22.3962 · Motion · 2022-09-21
Département des finances
Liquidé
Wortlaut
Le Conseil fédéral est chargé de modifier le droit du personnel de la Confédération pour faire en sorte que la protection contre le licenciement dont bénéficie le personnel de la Confédération ne dépasse pas les exigences minimales prévues aux art. 334 à 337 du code des obligations (CO).
Begründung
Les charges de personnel constituent de loin le poste principal des dépenses propres de la Confédération, avec plus de six milliards de francs par an (compte 2021). Il est indispensable de réduire ces charges. Mais en l'état actuel, le droit du personnel de la Confédération empêche toute restructuration. Les employés de la Confédération sont en effet soumis à ce droit particulier et non, comme les employés du secteur privé, aux conditions prévues par le CO, ce qui complique fortement les licenciements au point de les rendre presque impossibles. Aussi l'UDC demande-t-elle que la protection contre le licenciement dont bénéficie le personnel de la Confédération soit alignée sur le droit des obligations. Il n'y a aujourd'hui aucune raison pour que les employés de la Confédération jouissent d'un statut privilégié par rapport aux autres travailleurs de Suisse.
Antrag des Bundesrates
Le Conseil fédéral propose de rejeter la motion.

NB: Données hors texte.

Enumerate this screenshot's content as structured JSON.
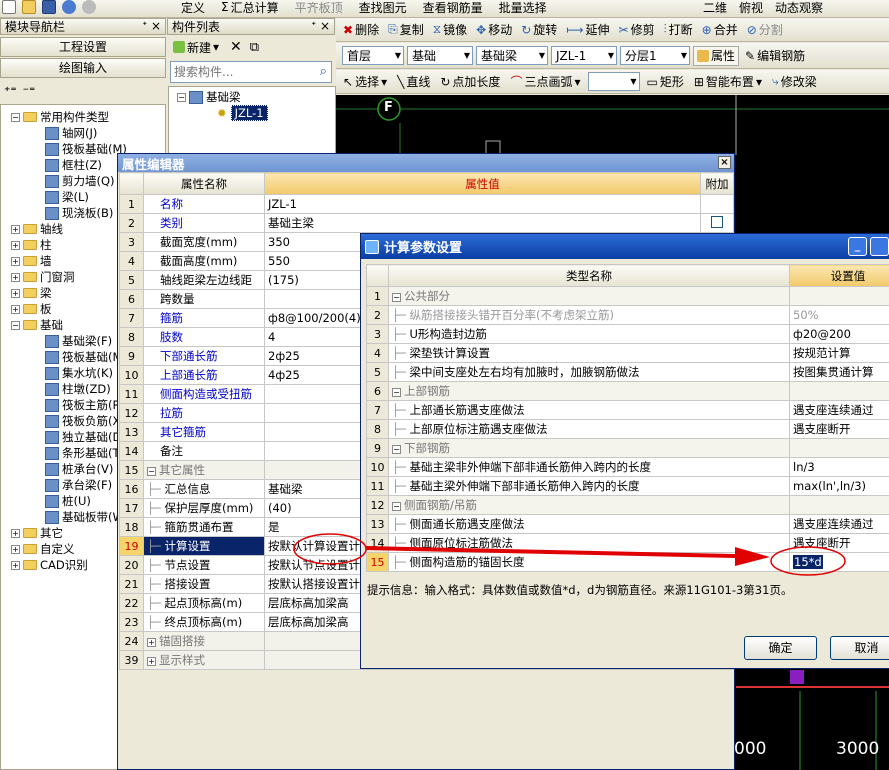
{
  "main_toolbar": {
    "items": [
      "定义",
      "汇总计算",
      "平齐板顶",
      "查找图元",
      "查看钢筋量",
      "批量选择"
    ],
    "right_items": [
      "二维",
      "俯视",
      "动态观察"
    ]
  },
  "nav_panel": {
    "title": "模块导航栏",
    "buttons": [
      "工程设置",
      "绘图输入"
    ],
    "tree": [
      {
        "label": "常用构件类型",
        "level": 0,
        "expand": "-",
        "kind": "folder"
      },
      {
        "label": "轴网(J)",
        "level": 1,
        "kind": "comp"
      },
      {
        "label": "筏板基础(M)",
        "level": 1,
        "kind": "comp"
      },
      {
        "label": "框柱(Z)",
        "level": 1,
        "kind": "comp"
      },
      {
        "label": "剪力墙(Q)",
        "level": 1,
        "kind": "comp"
      },
      {
        "label": "梁(L)",
        "level": 1,
        "kind": "comp"
      },
      {
        "label": "现浇板(B)",
        "level": 1,
        "kind": "comp"
      },
      {
        "label": "轴线",
        "level": 0,
        "expand": "+",
        "kind": "folder"
      },
      {
        "label": "柱",
        "level": 0,
        "expand": "+",
        "kind": "folder"
      },
      {
        "label": "墙",
        "level": 0,
        "expand": "+",
        "kind": "folder"
      },
      {
        "label": "门窗洞",
        "level": 0,
        "expand": "+",
        "kind": "folder"
      },
      {
        "label": "梁",
        "level": 0,
        "expand": "+",
        "kind": "folder"
      },
      {
        "label": "板",
        "level": 0,
        "expand": "+",
        "kind": "folder"
      },
      {
        "label": "基础",
        "level": 0,
        "expand": "-",
        "kind": "folder"
      },
      {
        "label": "基础梁(F)",
        "level": 1,
        "kind": "comp"
      },
      {
        "label": "筏板基础(M)",
        "level": 1,
        "kind": "comp"
      },
      {
        "label": "集水坑(K)",
        "level": 1,
        "kind": "comp"
      },
      {
        "label": "柱墩(ZD)",
        "level": 1,
        "kind": "comp"
      },
      {
        "label": "筏板主筋(R)",
        "level": 1,
        "kind": "comp"
      },
      {
        "label": "筏板负筋(X)",
        "level": 1,
        "kind": "comp"
      },
      {
        "label": "独立基础(D)",
        "level": 1,
        "kind": "comp"
      },
      {
        "label": "条形基础(T)",
        "level": 1,
        "kind": "comp"
      },
      {
        "label": "桩承台(V)",
        "level": 1,
        "kind": "comp"
      },
      {
        "label": "承台梁(F)",
        "level": 1,
        "kind": "comp"
      },
      {
        "label": "桩(U)",
        "level": 1,
        "kind": "comp"
      },
      {
        "label": "基础板带(W)",
        "level": 1,
        "kind": "comp"
      },
      {
        "label": "其它",
        "level": 0,
        "expand": "+",
        "kind": "folder"
      },
      {
        "label": "自定义",
        "level": 0,
        "expand": "+",
        "kind": "folder"
      },
      {
        "label": "CAD识别",
        "level": 0,
        "expand": "+",
        "kind": "folder"
      }
    ]
  },
  "comp_list": {
    "title": "构件列表",
    "new_label": "新建",
    "search_placeholder": "搜索构件...",
    "root": "基础梁",
    "child": "JZL-1"
  },
  "edit_toolbar": [
    "删除",
    "复制",
    "镜像",
    "移动",
    "旋转",
    "延伸",
    "修剪",
    "打断",
    "合并",
    "分割"
  ],
  "selector_bar": {
    "floor": "首层",
    "category": "基础",
    "type": "基础梁",
    "component": "JZL-1",
    "layer": "分层1",
    "attr_button": "属性",
    "edit_rebar_button": "编辑钢筋"
  },
  "draw_toolbar": [
    "选择",
    "直线",
    "点加长度",
    "三点画弧",
    "矩形",
    "智能布置",
    "修改梁"
  ],
  "canvas": {
    "axis_label": "F",
    "dim_left": "000",
    "dim_right": "3000"
  },
  "prop_editor": {
    "title": "属性编辑器",
    "headers": {
      "name": "属性名称",
      "value": "属性值",
      "extra": "附加"
    },
    "rows": [
      {
        "num": "1",
        "name": "名称",
        "value": "JZL-1",
        "style": "blue"
      },
      {
        "num": "2",
        "name": "类别",
        "value": "基础主梁",
        "style": "blue"
      },
      {
        "num": "3",
        "name": "截面宽度(mm)",
        "value": "350",
        "style": "plain"
      },
      {
        "num": "4",
        "name": "截面高度(mm)",
        "value": "550",
        "style": "plain"
      },
      {
        "num": "5",
        "name": "轴线距梁左边线距",
        "value": "(175)",
        "style": "plain"
      },
      {
        "num": "6",
        "name": "跨数量",
        "value": "",
        "style": "plain"
      },
      {
        "num": "7",
        "name": "箍筋",
        "value": "ф8@100/200(4)",
        "style": "blue"
      },
      {
        "num": "8",
        "name": "肢数",
        "value": "4",
        "style": "blue"
      },
      {
        "num": "9",
        "name": "下部通长筋",
        "value": "2ф25",
        "style": "blue"
      },
      {
        "num": "10",
        "name": "上部通长筋",
        "value": "4ф25",
        "style": "blue"
      },
      {
        "num": "11",
        "name": "侧面构造或受扭筋",
        "value": "",
        "style": "blue"
      },
      {
        "num": "12",
        "name": "拉筋",
        "value": "",
        "style": "blue"
      },
      {
        "num": "13",
        "name": "其它箍筋",
        "value": "",
        "style": "blue"
      },
      {
        "num": "14",
        "name": "备注",
        "value": "",
        "style": "plain"
      },
      {
        "num": "15",
        "name": "其它属性",
        "value": "",
        "style": "group",
        "expand": "-"
      },
      {
        "num": "16",
        "name": "汇总信息",
        "value": "基础梁",
        "style": "child"
      },
      {
        "num": "17",
        "name": "保护层厚度(mm)",
        "value": "(40)",
        "style": "child"
      },
      {
        "num": "18",
        "name": "箍筋贯通布置",
        "value": "是",
        "style": "child"
      },
      {
        "num": "19",
        "name": "计算设置",
        "value": "按默认计算设置计",
        "style": "selected"
      },
      {
        "num": "20",
        "name": "节点设置",
        "value": "按默认节点设置计",
        "style": "child"
      },
      {
        "num": "21",
        "name": "搭接设置",
        "value": "按默认搭接设置计",
        "style": "child"
      },
      {
        "num": "22",
        "name": "起点顶标高(m)",
        "value": "层底标高加梁高",
        "style": "child"
      },
      {
        "num": "23",
        "name": "终点顶标高(m)",
        "value": "层底标高加梁高",
        "style": "child"
      },
      {
        "num": "24",
        "name": "锚固搭接",
        "value": "",
        "style": "group",
        "expand": "+"
      },
      {
        "num": "39",
        "name": "显示样式",
        "value": "",
        "style": "group",
        "expand": "+"
      }
    ]
  },
  "calc_dialog": {
    "title": "计算参数设置",
    "headers": {
      "name": "类型名称",
      "value": "设置值"
    },
    "rows": [
      {
        "num": "1",
        "name": "公共部分",
        "value": "",
        "style": "group"
      },
      {
        "num": "2",
        "name": "纵筋搭接接头错开百分率(不考虑架立筋)",
        "value": "50%",
        "style": "disabled"
      },
      {
        "num": "3",
        "name": "U形构造封边筋",
        "value": "ф20@200",
        "style": "item"
      },
      {
        "num": "4",
        "name": "梁垫铁计算设置",
        "value": "按规范计算",
        "style": "item"
      },
      {
        "num": "5",
        "name": "梁中间支座处左右均有加腋时，加腋钢筋做法",
        "value": "按图集贯通计算",
        "style": "item"
      },
      {
        "num": "6",
        "name": "上部钢筋",
        "value": "",
        "style": "group"
      },
      {
        "num": "7",
        "name": "上部通长筋遇支座做法",
        "value": "遇支座连续通过",
        "style": "item"
      },
      {
        "num": "8",
        "name": "上部原位标注筋遇支座做法",
        "value": "遇支座断开",
        "style": "item"
      },
      {
        "num": "9",
        "name": "下部钢筋",
        "value": "",
        "style": "group"
      },
      {
        "num": "10",
        "name": "基础主梁非外伸端下部非通长筋伸入跨内的长度",
        "value": "ln/3",
        "style": "item"
      },
      {
        "num": "11",
        "name": "基础主梁外伸端下部非通长筋伸入跨内的长度",
        "value": "max(ln',ln/3)",
        "style": "item"
      },
      {
        "num": "12",
        "name": "侧面钢筋/吊筋",
        "value": "",
        "style": "group"
      },
      {
        "num": "13",
        "name": "侧面通长筋遇支座做法",
        "value": "遇支座连续通过",
        "style": "item"
      },
      {
        "num": "14",
        "name": "侧面原位标注筋做法",
        "value": "遇支座断开",
        "style": "item"
      },
      {
        "num": "15",
        "name": "侧面构造筋的锚固长度",
        "value": "15*d",
        "style": "selected"
      }
    ],
    "hint": "提示信息：输入格式：具体数值或数值*d，d为钢筋直径。来源11G101-3第31页。",
    "ok": "确定",
    "cancel": "取消"
  },
  "colors": {
    "annotation_red": "#e00000",
    "title_blue": "#0a3fa4",
    "selection": "#0a246a"
  }
}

Stellungnahme des Bundesrates
En raison de l'application subsidiaire du CO (art. 6, al. 2, de la loi sur le personnel de la Confédération [LPers]; RS 172.220.1), le droit privé du travail s'applique déjà à la plupart des domaines du droit du personnel. La LPers ne prévoit des réglementations que lorsque le CO ne peut pas tenir compte des particularités des employés de la Confédération. Il convient de noter que la Constitution restreint la liberté en matière de licenciement. Dans leurs actions, les organes étatiques sont liés par les principes constitutionnels fondamentaux. Ils sont notamment tenus de respecter le principe de l'égalité de traitement et l'interdiction de l'arbitraire. À la différence des employeurs du secteur privé, la Confédération ne peut pas résilier ses contrats de travail selon sa libre appréciation et sans motif. Pour toute atteinte aux droits, donc aussi pour la résiliation de rapports de travail, elle doit disposer de motifs objectivement suffisants en vertu du droit constitutionnel. La résiliation doit être motivée par écrit sous la forme d'une décision. Le droit du personnel de la Confédération permet cependant également, après un avertissement resté sans effet, de résilier les rapports de travail en cas de manquements dans les prestations ou dans le comportement, en cas de violation d'obligations légales ou contractuelles ou en cas d'autres motifs objectivement suffisants (art. 10, al. 3, LPers). Tout comme le CO, la LPers garantit ainsi que les employés fautifs peuvent être licenciés sans trop de difficultés.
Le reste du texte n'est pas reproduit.